As Hurricane Matthew slammed parts of Florida, impacting thousands of residents and forcing evacuations along hundreds of miles of its eastern seaboard, a law passed last year was seeing its first application. The new law allows persons in the act of evacuating during mandatory evacuations under a declared state of emergency to temporarily carry a firearm for personal protection without a permit.
HB209/SB296, passed in May 2015 and signed into law by Gov. Rick Scott, created an exception to Florida’s concealed carry law by allowing adults without a valid permit and not otherwise prohibited from possessing a firearm to temporally carry a firearm while in the act of an evacuation. The law allows a 48-hour window after the evacuation has been ordered. In addition, the governor may authorize an extension of the exemption.
The measure, sponsored by Sen. Jeff Brandes (R-Petersburg), passed the Republican-controlled Senate by a 29-10 margin, while the House approved it by a vote of 86-26.
“With the signing of SB 290, all lawful gun owners will be permitted to carry a concealed weapon if they are complying with a mandatory evacuation during a state of emergency,” Sen. Brandes said. “I’m proud to have sponsored this bipartisan bill ensuring that we have the right to protect our families during these sometimes chaotic times.”

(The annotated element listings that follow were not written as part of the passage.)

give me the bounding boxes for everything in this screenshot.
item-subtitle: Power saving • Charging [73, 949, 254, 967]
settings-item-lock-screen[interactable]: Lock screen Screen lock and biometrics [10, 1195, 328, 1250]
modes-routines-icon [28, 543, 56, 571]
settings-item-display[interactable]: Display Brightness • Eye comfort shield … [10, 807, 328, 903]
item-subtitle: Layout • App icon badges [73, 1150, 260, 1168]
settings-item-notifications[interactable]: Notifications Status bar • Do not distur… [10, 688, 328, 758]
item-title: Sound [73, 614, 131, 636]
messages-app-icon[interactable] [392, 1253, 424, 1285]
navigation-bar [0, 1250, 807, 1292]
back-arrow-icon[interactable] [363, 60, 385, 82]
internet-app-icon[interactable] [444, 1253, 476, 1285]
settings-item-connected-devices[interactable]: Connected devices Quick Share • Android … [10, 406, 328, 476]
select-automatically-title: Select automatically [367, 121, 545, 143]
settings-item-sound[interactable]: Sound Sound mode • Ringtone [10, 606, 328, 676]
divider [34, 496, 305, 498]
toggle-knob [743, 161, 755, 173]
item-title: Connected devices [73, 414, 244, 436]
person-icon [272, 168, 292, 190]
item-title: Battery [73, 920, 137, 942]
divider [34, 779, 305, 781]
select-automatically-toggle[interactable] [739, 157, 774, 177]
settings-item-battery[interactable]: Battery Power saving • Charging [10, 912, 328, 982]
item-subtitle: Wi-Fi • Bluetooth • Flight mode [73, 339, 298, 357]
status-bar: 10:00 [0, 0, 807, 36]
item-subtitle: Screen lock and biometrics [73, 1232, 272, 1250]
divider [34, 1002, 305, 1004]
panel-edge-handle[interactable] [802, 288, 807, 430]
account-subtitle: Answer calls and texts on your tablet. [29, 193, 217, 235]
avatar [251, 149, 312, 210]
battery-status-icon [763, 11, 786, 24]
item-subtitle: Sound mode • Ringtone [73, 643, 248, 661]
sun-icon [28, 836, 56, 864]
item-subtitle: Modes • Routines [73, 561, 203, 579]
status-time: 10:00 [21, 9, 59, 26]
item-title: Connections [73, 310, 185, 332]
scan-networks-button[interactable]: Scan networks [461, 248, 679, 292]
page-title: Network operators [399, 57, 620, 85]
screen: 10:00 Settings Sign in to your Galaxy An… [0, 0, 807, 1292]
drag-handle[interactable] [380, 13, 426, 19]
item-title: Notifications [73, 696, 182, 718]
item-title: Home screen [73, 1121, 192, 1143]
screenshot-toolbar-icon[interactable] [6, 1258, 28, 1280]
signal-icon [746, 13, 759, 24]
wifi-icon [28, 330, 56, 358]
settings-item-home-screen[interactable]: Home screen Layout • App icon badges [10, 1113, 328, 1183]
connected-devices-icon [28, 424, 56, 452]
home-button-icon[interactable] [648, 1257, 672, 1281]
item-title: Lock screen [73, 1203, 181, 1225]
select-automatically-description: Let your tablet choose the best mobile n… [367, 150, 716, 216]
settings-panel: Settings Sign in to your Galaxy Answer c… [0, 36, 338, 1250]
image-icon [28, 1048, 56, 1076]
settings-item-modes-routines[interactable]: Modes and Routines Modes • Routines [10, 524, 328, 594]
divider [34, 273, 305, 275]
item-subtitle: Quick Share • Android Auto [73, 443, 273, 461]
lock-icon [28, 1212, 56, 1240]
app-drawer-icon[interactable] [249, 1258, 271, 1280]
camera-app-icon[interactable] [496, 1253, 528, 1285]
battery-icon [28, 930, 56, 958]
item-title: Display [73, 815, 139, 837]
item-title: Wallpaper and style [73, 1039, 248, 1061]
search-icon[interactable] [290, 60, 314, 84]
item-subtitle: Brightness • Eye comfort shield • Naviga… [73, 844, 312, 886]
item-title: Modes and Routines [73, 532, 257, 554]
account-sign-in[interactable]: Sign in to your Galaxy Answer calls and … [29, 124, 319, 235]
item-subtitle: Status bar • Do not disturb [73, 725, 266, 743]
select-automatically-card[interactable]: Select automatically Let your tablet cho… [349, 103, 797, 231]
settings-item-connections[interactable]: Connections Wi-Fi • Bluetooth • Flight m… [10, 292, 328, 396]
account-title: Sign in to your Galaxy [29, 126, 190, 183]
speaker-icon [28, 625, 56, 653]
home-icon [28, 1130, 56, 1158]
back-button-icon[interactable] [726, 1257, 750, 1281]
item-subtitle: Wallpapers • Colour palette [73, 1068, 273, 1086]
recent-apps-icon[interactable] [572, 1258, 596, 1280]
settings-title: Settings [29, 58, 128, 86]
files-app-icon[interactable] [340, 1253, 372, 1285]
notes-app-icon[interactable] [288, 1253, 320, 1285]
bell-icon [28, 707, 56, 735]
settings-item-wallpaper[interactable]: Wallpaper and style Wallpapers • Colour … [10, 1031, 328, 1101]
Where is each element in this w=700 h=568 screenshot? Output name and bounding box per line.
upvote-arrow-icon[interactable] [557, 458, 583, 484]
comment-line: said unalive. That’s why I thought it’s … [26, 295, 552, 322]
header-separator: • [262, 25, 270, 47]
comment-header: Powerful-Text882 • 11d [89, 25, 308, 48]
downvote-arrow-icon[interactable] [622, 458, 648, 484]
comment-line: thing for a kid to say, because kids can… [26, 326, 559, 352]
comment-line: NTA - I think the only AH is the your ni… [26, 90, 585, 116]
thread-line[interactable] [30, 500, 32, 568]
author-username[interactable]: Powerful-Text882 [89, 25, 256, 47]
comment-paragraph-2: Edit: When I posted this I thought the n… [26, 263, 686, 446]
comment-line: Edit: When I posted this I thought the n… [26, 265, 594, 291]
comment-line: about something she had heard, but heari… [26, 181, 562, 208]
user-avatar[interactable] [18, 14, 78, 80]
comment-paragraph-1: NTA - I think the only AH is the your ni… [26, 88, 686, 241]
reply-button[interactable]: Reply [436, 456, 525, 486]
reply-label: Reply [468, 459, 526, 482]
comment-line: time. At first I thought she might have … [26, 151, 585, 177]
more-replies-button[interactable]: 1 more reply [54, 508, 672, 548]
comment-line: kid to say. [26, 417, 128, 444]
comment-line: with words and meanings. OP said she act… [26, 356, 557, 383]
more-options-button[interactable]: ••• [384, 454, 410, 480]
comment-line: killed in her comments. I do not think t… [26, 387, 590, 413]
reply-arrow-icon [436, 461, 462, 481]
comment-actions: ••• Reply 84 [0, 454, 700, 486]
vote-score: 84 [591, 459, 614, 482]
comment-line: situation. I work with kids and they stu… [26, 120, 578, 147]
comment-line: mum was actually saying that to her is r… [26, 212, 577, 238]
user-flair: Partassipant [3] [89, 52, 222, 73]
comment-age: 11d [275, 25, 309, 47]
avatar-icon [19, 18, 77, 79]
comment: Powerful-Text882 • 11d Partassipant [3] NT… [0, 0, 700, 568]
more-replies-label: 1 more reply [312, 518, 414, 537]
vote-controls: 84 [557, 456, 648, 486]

While Hurricane Matthew weakened to a Category 3 storm early on Oct. 7, the National Hurricane Center (NHC) said it remained “extremely dangerous” as it neared the east coast of Florida.
One day earlier, President Obama declared a state of emergency for Florida, Georgia and South Carolina, while Gov. Scott authorized the mobilization of up to 2,500 National Guard members, with an additional 4,000 on standby. Florida Department of Law Enforcement, Florida Fish and Wildlife Conservation Commission, Florida Highway Patrol and other state agencies had more than 500 personnel prepared to deploy to assist in search and rescue and storm recovery efforts.